Norton’s more recent work has shown, however, that the American Revolution affected many patriot women in a strikingly different way. At first reluctantly and then with increasing confidence and skill, these wives took up the management of farms and businesses while their husbands were away at war. Norton believes that the war had dissolved traditional boundaries, altering a “line between male and female behavior, once apparently so impenetrable.”33 Our evidence from early New England suggests a quite different conclusion. If there was an “impenetrable” gender barrier in mid-eighteenth-century America, it was a new one. The avowed helplessness of the loyalist women may be a measure of increasing specialization in economic life just before the revolution. The competence of the patriot women is even clearer evidence of the persistence of the old role of deputy husband. That patriot women failed to establish permanent changes in female roles is hardly surprising, since they acted within rather than against traditional gender definitions.
The economic roles of married women were based upon two potentially conflicting values—gender specialization and identity of interest. A wife was expected to become expert in the management of a household and the care of children, but she was also asked to assist in the economic affairs of her husband, becoming his representative and even his surrogate if circumstances demanded it. These two roles were compatible in the premodern world because the home was the communication center of family enterprise if not always the actual place of work. As long as business transactions remained personal and a woman had the support of a familiar environment, she could move rather easily from the role of housewife to the role of deputy husband, though few women were prepared either by education or by experience to become “independent women of affairs.”

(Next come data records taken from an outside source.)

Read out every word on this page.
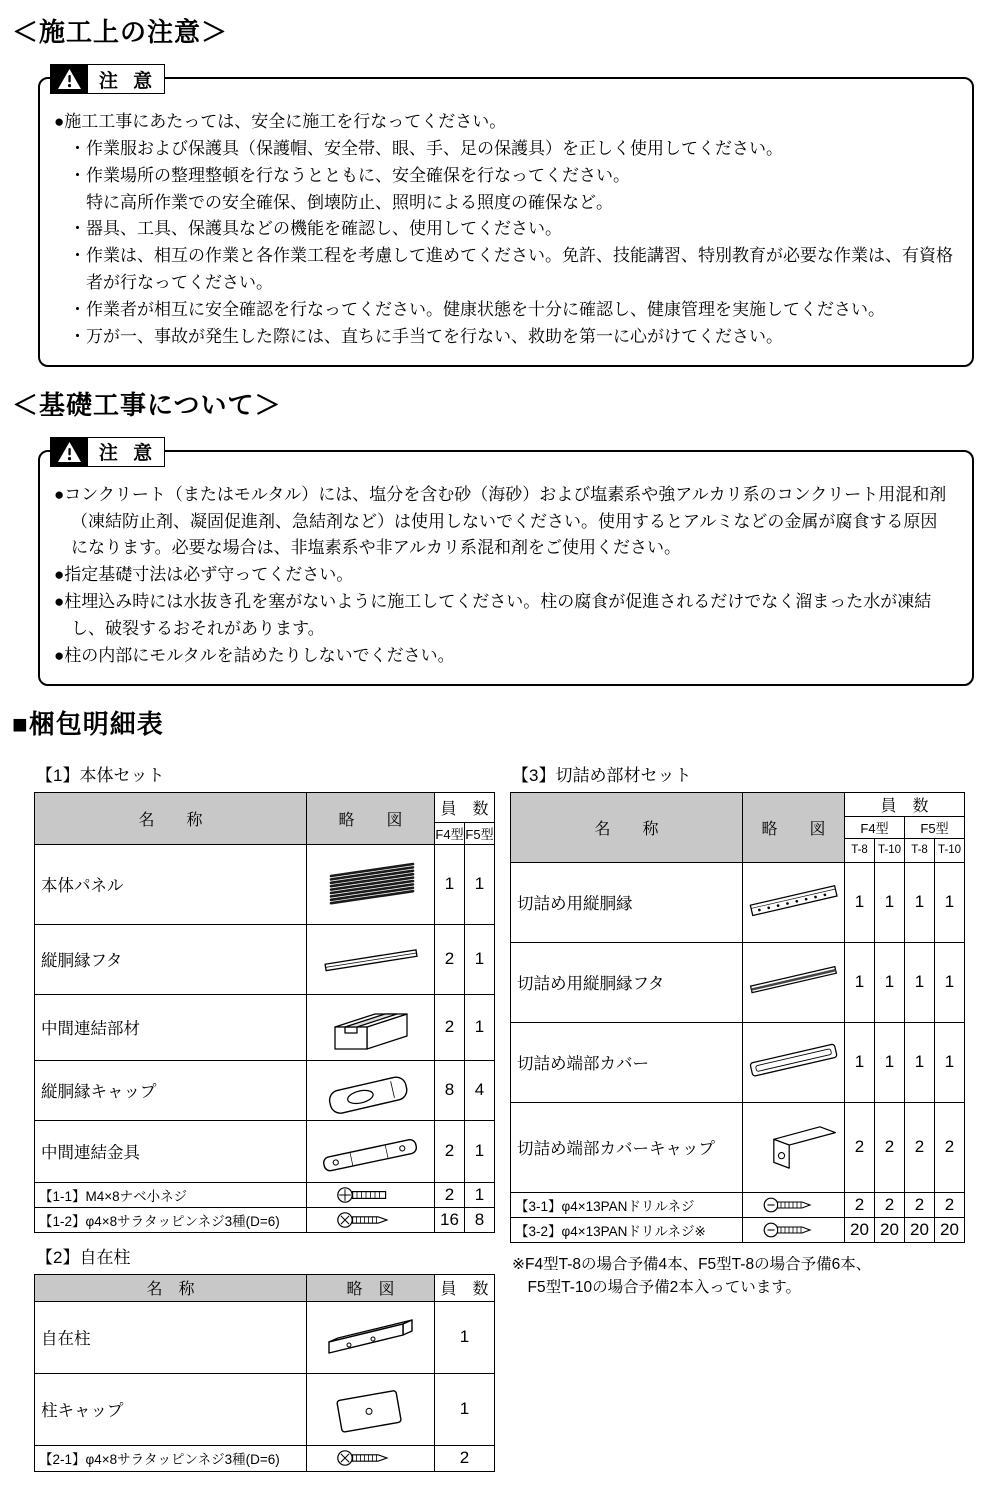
＜施工上の注意＞
注 意

●施工工事にあたっては、安全に施工を行なってください。

・作業服および保護具（保護帽、安全帯、眼、手、足の保護具）を正しく使用してください。

・作業場所の整理整頓を行なうとともに、安全確保を行なってください。

特に高所作業での安全確保、倒壊防止、照明による照度の確保など。

・器具、工具、保護具などの機能を確認し、使用してください。

・作業は、相互の作業と各作業工程を考慮して進めてください。免許、技能講習、特別教育が必要な作業は、有資格者が行なってください。

・作業者が相互に安全確認を行なってください。健康状態を十分に確認し、健康管理を実施してください。

・万が一、事故が発生した際には、直ちに手当てを行ない、救助を第一に心がけてください。

＜基礎工事について＞
注 意

●コンクリート（またはモルタル）には、塩分を含む砂（海砂）および塩素系や強アルカリ系のコンクリート用混和剤（凍結防止剤、凝固促進剤、急結剤など）は使用しないでください。使用するとアルミなどの金属が腐食する原因になります。必要な場合は、非塩素系や非アルカリ系混和剤をご使用ください。

●指定基礎寸法は必ず守ってください。

●柱埋込み時には水抜き孔を塞がないように施工してください。柱の腐食が促進されるだけでなく溜まった水が凍結し、破裂するおそれがあります。

●柱の内部にモルタルを詰めたりしないでください。

■梱包明細表
【1】本体セット
名　　称	略　　図	員　数	
		F4型	F5型
本体パネル		1	1
縦胴縁フタ		2	1
中間連結部材		2	1
縦胴縁キャップ		8	4
中間連結金具		2	1
【1-1】M4×8ナベ小ネジ		2	1
【1-2】φ4×8サラタッピンネジ3種(D=6)		16	8
【2】自在柱
名　称	略　図	員　数
自在柱		1
柱キャップ		1
【2-1】φ4×8サラタッピンネジ3種(D=6)		2
【3】切詰め部材セット
名　　称	略　　図	員　数			
		F4型		F5型	
		T-8	T-10	T-8	T-10
切詰め用縦胴縁		1	1	1	1
切詰め用縦胴縁フタ		1	1	1	1
切詰め端部カバー		1	1	1	1
切詰め端部カバーキャップ		2	2	2	2
【3-1】φ4×13PANドリルネジ		2	2	2	2
【3-2】φ4×13PANドリルネジ※		20	20	20	20

※F4型T-8の場合予備4本、F5型T-8の場合予備6本、

　F5型T-10の場合予備2本入っています。
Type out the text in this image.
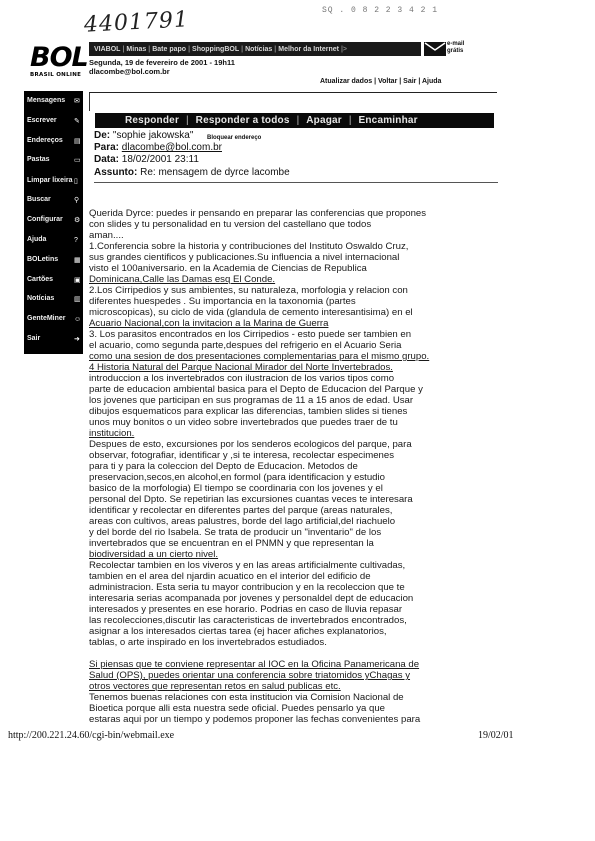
4401791	SQ . 0 8 2 2 3 4 2 1
BOL
BRASIL ONLINE
VIABOL | Minas | Bate papo | ShoppingBOL | Notícias | Melhor da Internet |>
e-mail
grátis
Segunda, 19 de fevereiro de 2001 - 19h11
dlacombe@bol.com.br
Atualizar dados | Voltar | Sair | Ajuda
Mensagens
Escrever
Endereços
Pastas
Limpar lixeira
Buscar
Configurar
Ajuda
BOLetins
Cartões
Notícias
GenteMiner
Sair
✉
✎
▤
▭
▯
⚲
⚙
?
▦
▣
▥
☺
➜
Responder | Responder a todos | Apagar | Encaminhar
De: "sophie jakowska" Bloquear endereço
Para: dlacombe@bol.com.br
Data: 18/02/2001 23:11
Assunto: Re: mensagem de dyrce lacombe
Querida Dyrce: puedes ir pensando en preparar las conferencias que propones
con slides y tu personalidad en tu version del castellano que todos
aman....
1.Conferencia sobre la historia y contribuciones del Instituto Oswaldo Cruz,
sus grandes cientificos y publicaciones.Su influencia a nivel internacional
visto el 100aniversario. en la Academia de Ciencias de Republica
Dominicana,Calle las Damas esq El Conde.
2.Los Cirripedios y sus ambientes, su naturaleza, morfologia y relacion con
diferentes huespedes . Su importancia en la taxonomia (partes
microscopicas), su ciclo de vida (glandula de cemento interesantisima) en el
Acuario Nacional,con la invitacion a la Marina de Guerra
3. Los parasitos encontrados en los Cirripedios - esto puede ser tambien en
el acuario, como segunda parte,despues del refrigerio en el Acuario Seria
como una sesion de dos presentaciones complementarias para el mismo grupo.
4 Historia Natural del Parque Nacional Mirador del Norte Invertebrados.
introduccion a los invertebrados con ilustracion de los varios tipos como
parte de educacion ambiental basica para el Depto de Educacion del Parque y
los jovenes que participan en sus programas de 11 a 15 anos de edad. Usar
dibujos esquematicos para explicar las diferencias, tambien slides si tienes
unos muy bonitos o un video sobre invertebrados que puedes traer de tu
institucion.
Despues de esto, excursiones por los senderos ecologicos del parque, para
observar, fotografiar, identificar y ,si te interesa, recolectar especimenes
para ti y para la coleccion del Depto de Educacion. Metodos de
preservacion,secos,en alcohol,en formol (para identificacion y estudio
basico de la morfologia) El tiempo se coordinaria con los jovenes y el
personal del Dpto. Se repetirian las excursiones cuantas veces te interesara
identificar y recolectar en diferentes partes del parque (areas naturales,
areas con cultivos, areas palustres, borde del lago artificial,del riachuelo
y del borde del rio Isabela. Se trata de producir un "inventario" de los
invertebrados que se encuentran en el PNMN y que representan la
biodiversidad a un cierto nivel.
Recolectar tambien en los viveros y en las areas artificialmente cultivadas,
tambien en el area del njardin acuatico en el interior del edificio de
administracion. Esta seria tu mayor contribucion y en la recoleccion que te
interesaria serias acompanada por jovenes y personaldel dept de educacion
interesados y presentes en ese horario. Podrias en caso de lluvia repasar
las recolecciones,discutir las caracteristicas de invertebrados encontrados,
asignar a los interesados ciertas tarea (ej hacer afiches explanatorios,
tablas, o arte inspirado en los invertebrados estudiados.
Si piensas que te conviene representar al IOC en la Oficina Panamericana de
Salud (OPS), puedes orientar una conferencia sobre triatomidos yChagas y
otros vectores que representan retos en salud publicas etc.
Tenemos buenas relaciones con esta institucion via Comision Nacional de
Bioetica porque alli esta nuestra sede oficial. Puedes pensarlo ya que
estaras aqui por un tiempo y podemos proponer las fechas convenientes para
http://200.221.24.60/cgi-bin/webmail.exe	19/02/01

The role of deputy husband reinforced a certain elasticity in premodern notions of gender. No mystique of feminine behavior prevented a woman from driving a hard bargain or chasing a pig from the field, and under ideal conditions day-to-day experience in assisting with a husband’s work might prepare her to function competently in a male world—should she lose her husband, should she find herself without a grown son, should she choose not to remarry or find it impossible to do so. But in the immediate world such activities could have a far different meaning. The chores assigned might be menial, even onerous, and, whatever their nature, they competed for attention with the specialized housekeeping responsibilities which every woman shared.